Plotting a path forward

Plotting a path forward


By Greg Bach

Navigating new stages in one’s athletic journey – like the end of a high school sports career – can pose plenty of challenges for teens accustomed to the comforting rhythms that accompany a season wrapped in structure.

“It’s a huge point in a young person’s life,” says Melinda Harrison, a former Olympic swimmer for Team Canada and author of Personal Next: What We Can Learn from Elite Athletes About Navigating Career Transition.

Harrison, an All-American swimmer at the University of Michigan and the first female swimmer to be inducted into the school’s Hall of Honor, spoke with more than 100 elite athletes and high achievers on how they successfully managed major life transitions.

And since most teen athletes won’t have a college scholarship awaiting them at the conclusion of their high school sports careers, how they plot their path forward is one of the first all-important life transitions they’ll face.

“That athlete is definitely going to go through a feeling of loss,” Harrison says. “For the high school athlete my biggest concern is their life has been programmed by other people and once their seasons end they are not really sure how to program their life because they’ve been in a system where daily choices are set up by someone else.”

Harrison points to parents and the key role they can play in helping steer their teens through these challenging moments.

“There are lots of things that parents can do to help,” she says. “First of all, when that child finishes their high school sport encourage them to start making their own decisions. They can encourage them to start to think about how they want their life to look, because once they get to college they are going to get freedom like they have never had before. And if they don’t have a level of self-regulation then there could be some issues.”


In the summer leading into Harrison’s freshman year of high school she won a swim-a-thon at her local swim club in Ontario, Canada.

The prize was a trip to a week-long camp.

And it changed the course of her life.

“I came home to my parents, who had never considered sending their child away to high school or a boarding school, and I told them I wanted to go down to Pine Crest in Fort Lauderdale, Florida that was well known for its swimming and diving teams,” she says. “And they were looking at me like I was out of my mind.”

They eventually green-lighted the move south, and Harrison learned quickly the importance of working hard, staying positive throughout the process, and the immense value that can be grabbed from those experiences that are draped in failure and disappointment.

“I look at failure as an opportunity for growth,” she says. “I didn’t do what I wanted to do, so what do I need to do to correct that issue? And great coaches and great teachers help you understand that.”


Harrison sees what has become problematic across the youth sports landscape: kids bailing on sports as soon as performances don’t go as hoped and frustration settles in.  

“The concern I have is the instant gratification,” she says. “They are afraid to fail.”

Like all great athletes, Harrison encountered plenty of rocky patches on her journey.

But she didn’t allow them to push her away from a sport she loved.  

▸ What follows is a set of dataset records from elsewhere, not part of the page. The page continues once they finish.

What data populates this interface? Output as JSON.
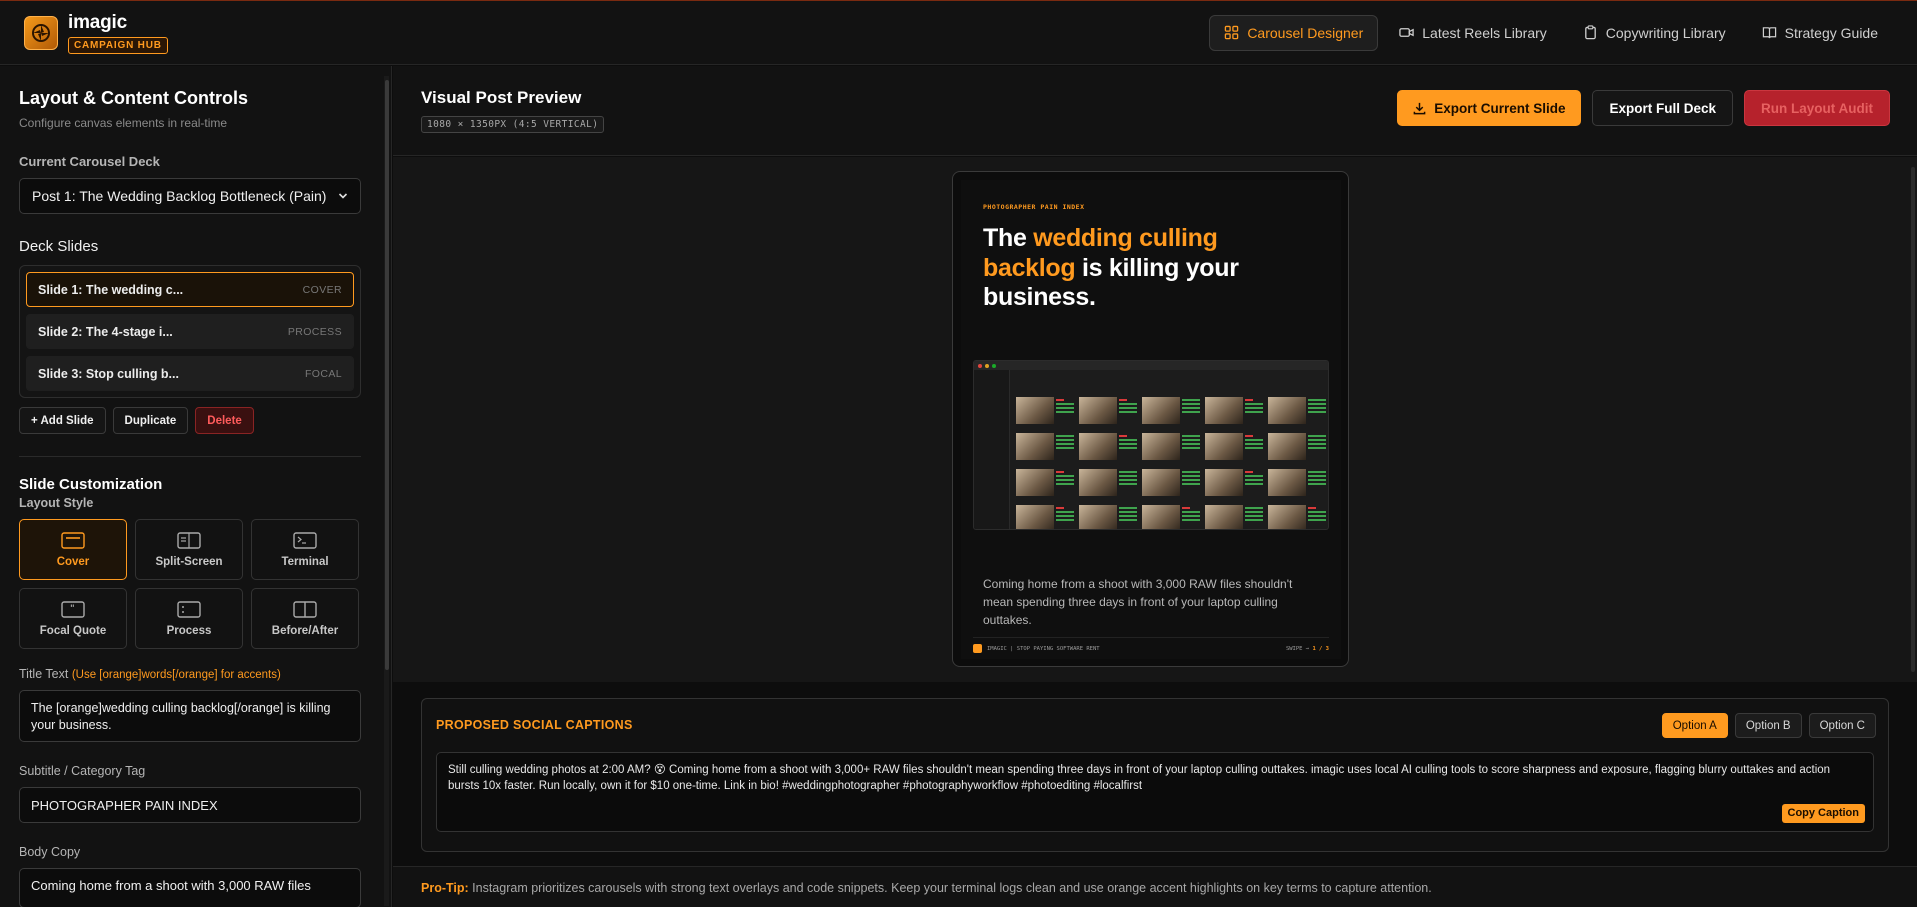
{
  "header": {
    "brand_name": "imagic",
    "brand_badge": "CAMPAIGN HUB",
    "nav": [
      {
        "label": "Carousel Designer",
        "icon": "grid-icon",
        "active": true
      },
      {
        "label": "Latest Reels Library",
        "icon": "video-icon",
        "active": false
      },
      {
        "label": "Copywriting Library",
        "icon": "clipboard-icon",
        "active": false
      },
      {
        "label": "Strategy Guide",
        "icon": "book-icon",
        "active": false
      }
    ]
  },
  "sidebar": {
    "title": "Layout & Content Controls",
    "subtitle": "Configure canvas elements in real-time",
    "deck_label": "Current Carousel Deck",
    "deck_value": "Post 1: The Wedding Backlog Bottleneck (Pain)",
    "slides_label": "Deck Slides",
    "slides": [
      {
        "label": "Slide 1: The wedding c...",
        "tag": "COVER",
        "active": true
      },
      {
        "label": "Slide 2: The 4-stage i...",
        "tag": "PROCESS",
        "active": false
      },
      {
        "label": "Slide 3: Stop culling b...",
        "tag": "FOCAL",
        "active": false
      }
    ],
    "add_slide": "+ Add Slide",
    "duplicate": "Duplicate",
    "delete": "Delete",
    "customization_title": "Slide Customization",
    "layout_style_label": "Layout Style",
    "layouts": [
      {
        "label": "Cover",
        "icon": "cover-layout-icon",
        "active": true
      },
      {
        "label": "Split-Screen",
        "icon": "split-screen-layout-icon",
        "active": false
      },
      {
        "label": "Terminal",
        "icon": "terminal-layout-icon",
        "active": false
      },
      {
        "label": "Focal Quote",
        "icon": "quote-layout-icon",
        "active": false
      },
      {
        "label": "Process",
        "icon": "process-layout-icon",
        "active": false
      },
      {
        "label": "Before/After",
        "icon": "before-after-layout-icon",
        "active": false
      }
    ],
    "title_text_label": "Title Text",
    "title_text_hint": "(Use [orange]words[/orange] for accents)",
    "title_text_value": "The [orange]wedding culling backlog[/orange] is killing your business.",
    "subtitle_label": "Subtitle / Category Tag",
    "subtitle_value": "PHOTOGRAPHER PAIN INDEX",
    "body_label": "Body Copy",
    "body_value": "Coming home from a shoot with 3,000 RAW files"
  },
  "main": {
    "preview_title": "Visual Post Preview",
    "preview_dims": "1080 × 1350PX (4:5 VERTICAL)",
    "export_current": "Export Current Slide",
    "export_full": "Export Full Deck",
    "run_audit": "Run Layout Audit"
  },
  "slide_preview": {
    "tag": "PHOTOGRAPHER PAIN INDEX",
    "title_pre": "The ",
    "title_accent": "wedding culling backlog",
    "title_post": " is killing your business.",
    "body": "Coming home from a shoot with 3,000 RAW files shouldn't mean spending three days in front of your laptop culling outtakes.",
    "footer_left": "IMAGIC | STOP PAYING SOFTWARE RENT",
    "footer_swipe": "SWIPE →",
    "footer_page": "1 / 3"
  },
  "captions": {
    "title": "PROPOSED SOCIAL CAPTIONS",
    "options": [
      {
        "label": "Option A",
        "active": true
      },
      {
        "label": "Option B",
        "active": false
      },
      {
        "label": "Option C",
        "active": false
      }
    ],
    "text": "Still culling wedding photos at 2:00 AM? 😵 Coming home from a shoot with 3,000+ RAW files shouldn't mean spending three days in front of your laptop culling outtakes. imagic uses local AI culling tools to score sharpness and exposure, flagging blurry outtakes and action bursts 10x faster. Run locally, own it for $10 one-time. Link in bio! #weddingphotographer #photographyworkflow #photoediting #localfirst",
    "copy_button": "Copy Caption"
  },
  "protip": {
    "label": "Pro-Tip:",
    "text": " Instagram prioritizes carousels with strong text overlays and code snippets. Keep your terminal logs clean and use orange accent highlights on key terms to capture attention."
  },
  "colors": {
    "accent": "#ff9a1f",
    "danger": "#c8242f",
    "background": "#0d0d0d"
  }
}
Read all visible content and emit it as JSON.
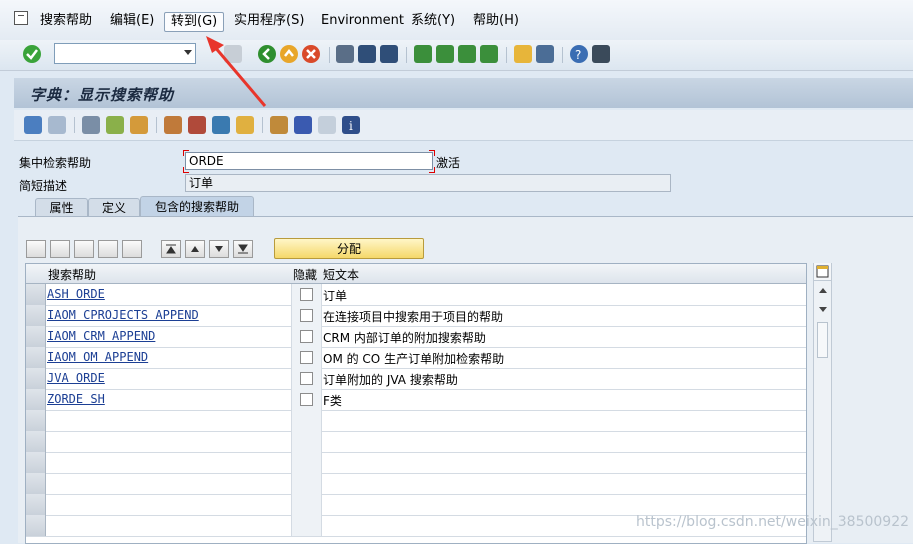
{
  "menu": {
    "items": [
      "搜索帮助",
      "编辑(E)",
      "转到(G)",
      "实用程序(S)",
      "Environment",
      "系统(Y)",
      "帮助(H)"
    ]
  },
  "toolbar": {
    "command_value": "",
    "icons": [
      "enter-icon",
      "save-icon",
      "back-icon",
      "exit-icon",
      "cancel-icon",
      "print-icon",
      "find-icon",
      "find-next-icon",
      "first-page-icon",
      "previous-page-icon",
      "next-page-icon",
      "last-page-icon",
      "create-session-icon",
      "shortcut-icon",
      "help-icon",
      "customize-layout-icon"
    ]
  },
  "screen": {
    "title": "字典：显示搜索帮助"
  },
  "form": {
    "collective_label": "集中检索帮助",
    "collective_value": "ORDE",
    "status": "激活",
    "short_desc_label": "简短描述",
    "short_desc_value": "订单"
  },
  "tabs": [
    "属性",
    "定义",
    "包含的搜索帮助"
  ],
  "active_tab": 2,
  "table": {
    "distribute_label": "分配",
    "headers": {
      "search_help": "搜索帮助",
      "hidden": "隐藏",
      "short_text": "短文本"
    },
    "rows": [
      {
        "name": "ASH ORDE",
        "hidden": false,
        "text": "订单"
      },
      {
        "name": "IAOM CPROJECTS APPEND",
        "hidden": false,
        "text": "在连接项目中搜索用于项目的帮助"
      },
      {
        "name": "IAOM CRM APPEND",
        "hidden": false,
        "text": "CRM 内部订单的附加搜索帮助"
      },
      {
        "name": "IAOM OM APPEND",
        "hidden": false,
        "text": "OM 的 CO 生产订单附加检索帮助"
      },
      {
        "name": "JVA ORDE",
        "hidden": false,
        "text": "订单附加的 JVA 搜索帮助"
      },
      {
        "name": "ZORDE SH",
        "hidden": false,
        "text": "F类"
      }
    ]
  },
  "watermark": "https://blog.csdn.net/weixin_38500922",
  "colors": {
    "accent_arrow": "#e8352b",
    "link": "#1c3f94",
    "distribute_button": "#f5d86a"
  }
}
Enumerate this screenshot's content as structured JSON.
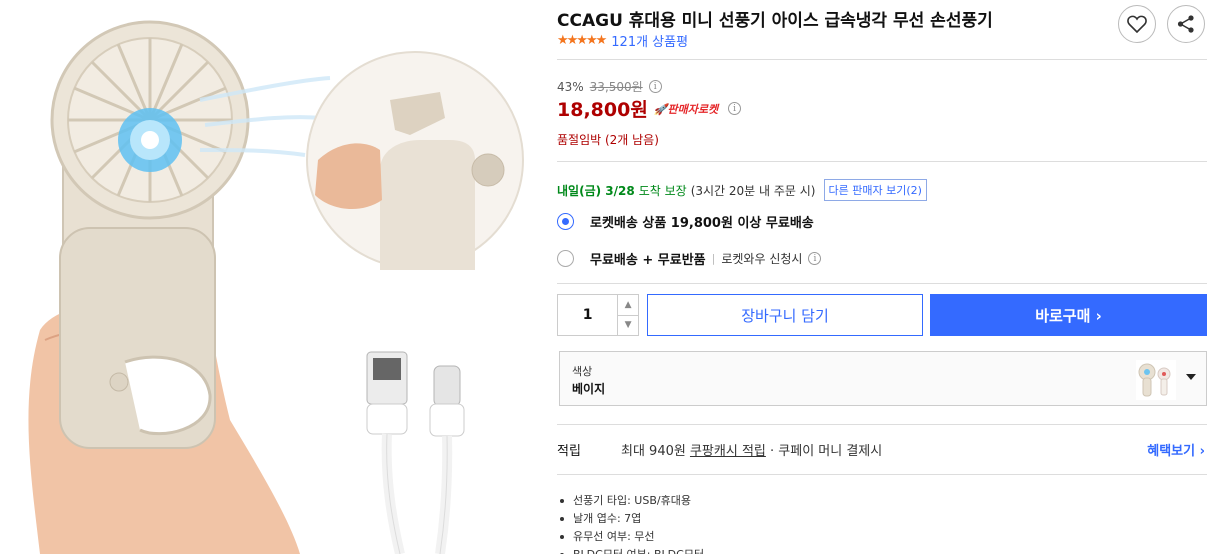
{
  "product": {
    "title": "CCAGU 휴대용 미니 선풍기 아이스 급속냉각 무선 손선풍기",
    "stars": "★★★★★",
    "review_count": "121개 상품평",
    "rating_value": 5
  },
  "price": {
    "discount_rate": "43%",
    "original": "33,500원",
    "sale": "18,800원",
    "badge": "🚀판매자로켓",
    "stock_notice": "품절임박 (2개 남음)"
  },
  "delivery": {
    "date": "내일(금) 3/28",
    "arrive": "도착 보장",
    "note": "(3시간 20분 내 주문 시)",
    "other_sellers": "다른 판매자 보기(2)"
  },
  "shipping_options": [
    {
      "label": "로켓배송 상품 19,800원 이상 무료배송",
      "sub": "",
      "selected": true
    },
    {
      "label": "무료배송 + 무료반품",
      "sub": "로켓와우 신청시",
      "selected": false
    }
  ],
  "purchase": {
    "quantity": "1",
    "cart_label": "장바구니 담기",
    "buy_label": "바로구매 ›"
  },
  "option": {
    "label": "색상",
    "value": "베이지"
  },
  "points": {
    "label": "적립",
    "text_prefix": "최대 940원 ",
    "text_link": "쿠팡캐시 적립",
    "text_suffix": " · 쿠페이 머니 결제시",
    "benefit_link": "혜택보기 ›"
  },
  "specs": [
    "선풍기 타입: USB/휴대용",
    "날개 엽수: 7엽",
    "유무선 여부: 무선",
    "BLDC모터 여부: BLDC모터"
  ],
  "icons": {
    "heart": "heart-icon",
    "share": "share-icon",
    "info": "info-icon"
  },
  "colors": {
    "accent": "#346aff",
    "price_red": "#ae0000",
    "star_orange": "#f4751e",
    "delivery_green": "#00891a"
  }
}
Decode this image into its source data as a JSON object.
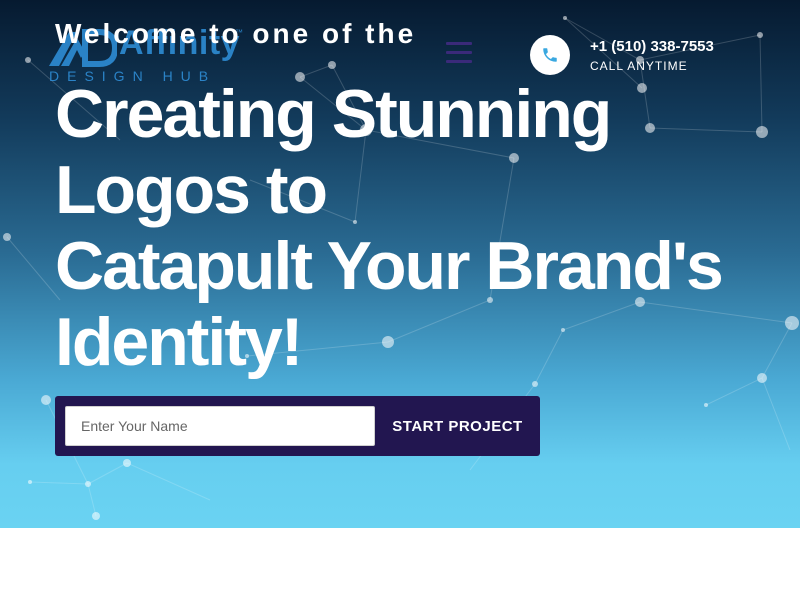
{
  "header": {
    "welcome_text": "Welcome to one of the",
    "logo": {
      "word": "Affinity",
      "tm": "™",
      "tagline": "DESIGN HUB"
    },
    "menu_icon": "hamburger-menu-icon",
    "contact": {
      "icon": "phone-icon",
      "phone": "+1 (510) 338-7553",
      "caption": "CALL ANYTIME"
    }
  },
  "hero": {
    "headline_lines": [
      "Creating Stunning",
      "Logos to",
      "Catapult Your Brand's",
      "Identity!"
    ],
    "form": {
      "name_placeholder": "Enter Your Name",
      "name_value": "",
      "submit_label": "START PROJECT"
    }
  },
  "colors": {
    "hero_top": "#061a30",
    "hero_bottom": "#6ad3f2",
    "cta_background": "#221650",
    "logo_blue": "#2f8fd8",
    "phone_icon_color": "#3aa8e0"
  }
}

“When I first went to Pine Crest my skill level was terrible,” she says. “I was just a rotten swimmer. I was swimming with National Team members, and they would just laugh at me wondering what I was doing down there, but I just kept working on the skills.”

And she never backed down from seeking answers and embracing feedback from coaches.

“I was vulnerable enough to say that I didn’t know all the answers,” she says. “Kids sometimes want to get out of sports because they don’t want to show that they don’t know all the answers and we need to change that mindset.”

Part of managing those mindsets is through those coach-athlete interactions that can be mighty impactful in so many ways.

“When a child comes up to you and says, ‘how do you think I did?’ a great coach is going to say ‘tell me how you think you did. I want to hear what your perspective is,’” Harrison says.  

And how parents converse with their child in that setting is equally important. Harrison says: “I like parents to respond with ‘what did you think? Tell me your thoughts. What do you think you could do better?’ Recognize that they did a good job. ‘You really put a lot of effort into that race and that was fantastic, but tell me what you think you did well and what you think you can learn?’ Because that’s going to carry them and teach them to think for themselves.”